Orada film kopmuş. Aşağı katta sedyeyle ambülansa binişimi hatırlıyorum, sonra da hastane kapısından girişteki tabelayı... Orada gene film kopmuş.

Hastane Siyami Ersek... Sonradan öğrendiğim kadarıyla giriş ve kayıt işlemleri oldukça uzun sürmüş. Bu arada nasıl olduğumu anlamak için ailem bana sorular soruyor ve gayet makul cevaplar alıyorlarmış. oysa ben hiçbir şey hatırlamıyorum

Gözlerimi açtığımda ameliyathanede doktor ter içerisinde ekrana bakıyor elindeki kataterle stendi yerleştirmek için uğraşıyor "Hadi gir, hadi beee" diye kıvranıyordu.

Orada gene film kopmuş olmalı ki yoğun bakım servisinde gözümü açtım.
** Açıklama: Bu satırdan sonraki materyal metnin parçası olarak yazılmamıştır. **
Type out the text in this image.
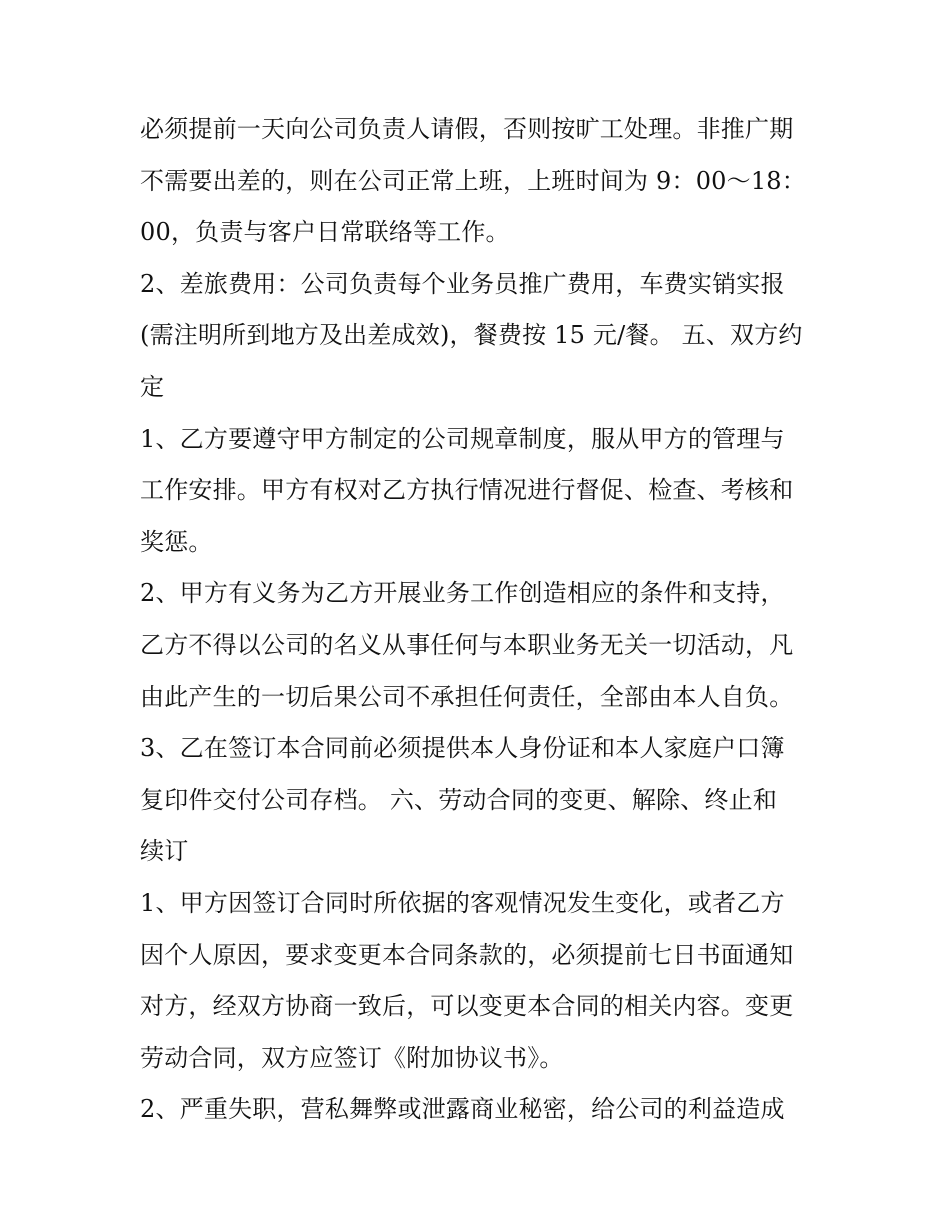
必须提前一天向公司负责人请假，否则按旷工处理。非推广期
不需要出差的，则在公司正常上班，上班时间为 9：00～18：
00，负责与客户日常联络等工作。
2、差旅费用：公司负责每个业务员推广费用，车费实销实报
(需注明所到地方及出差成效)，餐费按 15 元/餐。 五、双方约
定
1、乙方要遵守甲方制定的公司规章制度，服从甲方的管理与
工作安排。甲方有权对乙方执行情况进行督促、检查、考核和
奖惩。
2、甲方有义务为乙方开展业务工作创造相应的条件和支持，
乙方不得以公司的名义从事任何与本职业务无关一切活动，凡
由此产生的一切后果公司不承担任何责任，全部由本人自负。
3、乙在签订本合同前必须提供本人身份证和本人家庭户口簿
复印件交付公司存档。 六、劳动合同的变更、解除、终止和
续订
1、甲方因签订合同时所依据的客观情况发生变化，或者乙方
因个人原因，要求变更本合同条款的，必须提前七日书面通知
对方，经双方协商一致后，可以变更本合同的相关内容。变更
劳动合同，双方应签订《附加协议书》。
2、严重失职，营私舞弊或泄露商业秘密，给公司的利益造成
Sonrası olağan günler olarak geçti.

İleriki günlerde doktorla konuştuğumda, stendi son dakikada yerleştirdiğini öğrendim. "Biraz daha geç kalınsaydı ne olurdu" soruma "Ölüm gibi, felç kalma gibi her şey olabilirdi" dediğini hiç unutamıyorum. Gerek ambülans gerekse hastane girişinde o kadar çok zaman kaybedilmişti ki... Ömrüm varmış.

Doktorum; Uzman Doktor Dilaver Öz'e müteşekkirim. Bütün benliğiyle canhıraş savaştı ve beni ölümden döndürdü. Allah razı olsun.